À sa sortie de l'hôpital, c'est alors que s'amorce un long processus pour Marie-Sol. Elle a dû pratiquement réapprendre à vivre de A à Z, comme marcher, se brosser les dents ou encore être capable de couper le filet mignon dans son assiette. Tout a été repensé dans la maison familiale. La cuisine, la salle de bain et la chambre à coucher ont été réaménagées, un ascenseur a été installé, des ustensiles adaptés pour les prothèses de Marie-Sol ont fait leur apparition dans la salle à manger. Une nouvelle poubelle avec oeil magique et non pas une pédale traditionnelle a aussi été achetée.

Avec un large sourire et sans aucune barrière, cette miraculée raconte comment elle a traversé les innombrables épreuves des dix derniers mois. Et c'est grâce à la théorie du verre à moitié plein qu'elle peut de nouveau goûter à la vie.
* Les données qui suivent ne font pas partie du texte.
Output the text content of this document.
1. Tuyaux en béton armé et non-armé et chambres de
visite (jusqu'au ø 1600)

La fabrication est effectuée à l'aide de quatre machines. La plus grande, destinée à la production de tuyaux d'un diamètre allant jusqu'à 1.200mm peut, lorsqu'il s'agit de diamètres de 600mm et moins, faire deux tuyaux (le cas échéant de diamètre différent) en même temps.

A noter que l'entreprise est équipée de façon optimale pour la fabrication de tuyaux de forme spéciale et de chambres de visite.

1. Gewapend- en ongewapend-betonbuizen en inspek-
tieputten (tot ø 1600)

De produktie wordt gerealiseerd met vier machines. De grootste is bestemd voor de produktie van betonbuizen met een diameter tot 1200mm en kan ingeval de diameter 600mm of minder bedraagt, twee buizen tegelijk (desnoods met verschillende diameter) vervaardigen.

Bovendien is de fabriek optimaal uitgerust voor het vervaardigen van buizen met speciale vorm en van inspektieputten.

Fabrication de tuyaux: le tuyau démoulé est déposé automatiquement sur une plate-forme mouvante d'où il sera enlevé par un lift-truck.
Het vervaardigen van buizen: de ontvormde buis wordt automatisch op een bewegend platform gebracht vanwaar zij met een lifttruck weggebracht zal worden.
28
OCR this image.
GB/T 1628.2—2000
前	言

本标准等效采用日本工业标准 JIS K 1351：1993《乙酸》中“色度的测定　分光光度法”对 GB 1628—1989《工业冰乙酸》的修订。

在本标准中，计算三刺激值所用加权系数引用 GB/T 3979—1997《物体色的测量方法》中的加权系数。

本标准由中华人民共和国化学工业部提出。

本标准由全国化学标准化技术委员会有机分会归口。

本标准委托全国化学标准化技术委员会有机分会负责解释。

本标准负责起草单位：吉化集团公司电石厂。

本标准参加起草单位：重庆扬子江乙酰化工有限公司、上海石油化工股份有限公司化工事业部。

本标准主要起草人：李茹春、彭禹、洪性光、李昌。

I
«Oui, j'ai pleuré. On a tous pleuré et fait nos deuils. Mais j'étais tannée de pleurer et je me suis dit que ce n'est pas en pleurant que mes membres allaient repousser », mentionne en entrevue au Nouvelliste l'artiste qui a brisé le silence pour une première fois avant les Fêtes sur les ondes du 106,9 Mauricie.

Évidemment, tout n'est pas toujours rose pour elle, Alin, Ludovic et Louis-Matis. Le processus pour la confection des prothèses n'a d'ailleurs pas été de tout repos et les embûches ont été nombreuses. Encore une fois, plutôt que de regarder le verre a moitié vide, cette famille tissée serrée cherche toujours à trouver le côté positif des choses, aussi petit soit-il parfois.

D'ailleurs, Marie-Sol est catégorique à ce sujet. Sans l'appui de ses proches et cette approche positive, elle aurait rapidement sombré dans la dépression. «Si je suis aussi positive, c'est à 50 % à cause de mon chum et mes enfants. On y va un pas à la fois et on ne se concentre pas sur les difficultés. J'ai le choix, à 35 ans, de rester invalide pour le reste de ma vie ou plutôt vivre ma vie», souligne la quadruple amputée, pleinement reconnaissante d'être encore en vie.

Tout aussi optimiste, son conjoint image la situation de cette façon. «La montagne nous est tombée dessus. Maintenant, nous sommes rendus à l'étape de monter la montagne», lance Alin, qui a pris une année sabbatique à l'école où il travaille afin de prendre soin de Marie-Sol.

Support populaire inimaginable

En plus du soutien inconditionnel de sa famille, Marie-Sol a eu droit à une montagne d'encouragements et d'innombrables coups de main de la population. La mise aux enchères de plusieurs oeuvres d'artistes et d'élèves de la région avait permis d'amasser de l'argent pour venir en aide à la famille. La page Facebook (Aidez Marie-Sol) a également été inondée de mots réconfortants dès sa création. Depuis, le couple utilise cet outil pour diffuser de l'information concernant l'état de santé de Marie-Sol et les différentes étapes de sa réadaptation. «On a touché un paquet de monde. Je pense que les gens ont été émus par notre histoire, car t'as envie d'aider quelqu'un qui veut s'aider », estime-t-elle, bien humblement.

Pour les travaux de la maison, les volontaires ont également été nombreux. «On ne dira jamais assez merci», s'exclame Marie- Sol en remerciant particulièrement le contracteur Michel Robert et ses partenaires. «J'ai appris à recevoir. Sans tous ces gens, je ne serais pas aussi positive et on ne serait pas rendus où nous en sommes», dit-elle.

Peinture, écriture et randonnée Maintenant, Marie-Sol a déjà hâte de pouvoir «marcher à cinq pieds et sept pouces» avec ses toutes nouvelles prothèses qui doivent être confectionnées au cours des prochains mois. «C'est l'équivalent d'avoir une nouvelle BMW à la place de chacun de mes membres», image Marie-Sol en faisant référence au prix des prothèses ainsi qu'à leur niveau de technologie.

Entre temps, l'artiste en elle a hâte de retrouver ses pinceaux. Déjà, elle est capable de tenir un crayon et dessiner quelques images. La tête remplie d'idées, ce n'est qu'une question de temps avant qu'elles ne les transposent sur des toiles. Le couple entend également écrire un livre pour raconter la terrible histoire qui a frappé la famille depuis mars dernier. Également amants de la nature, Alin et Marie-Sol rêvent déjà au jours où ils pourront gravir le mont Saint-Hilaire ou encore partir en randonnée de canot dans le parc national de la Mauricie, sans le satané fauteuil roulant. Et si on se fie au courage et la détermination de cette miraculée, on peut être certain que l'attente sera de courte durée.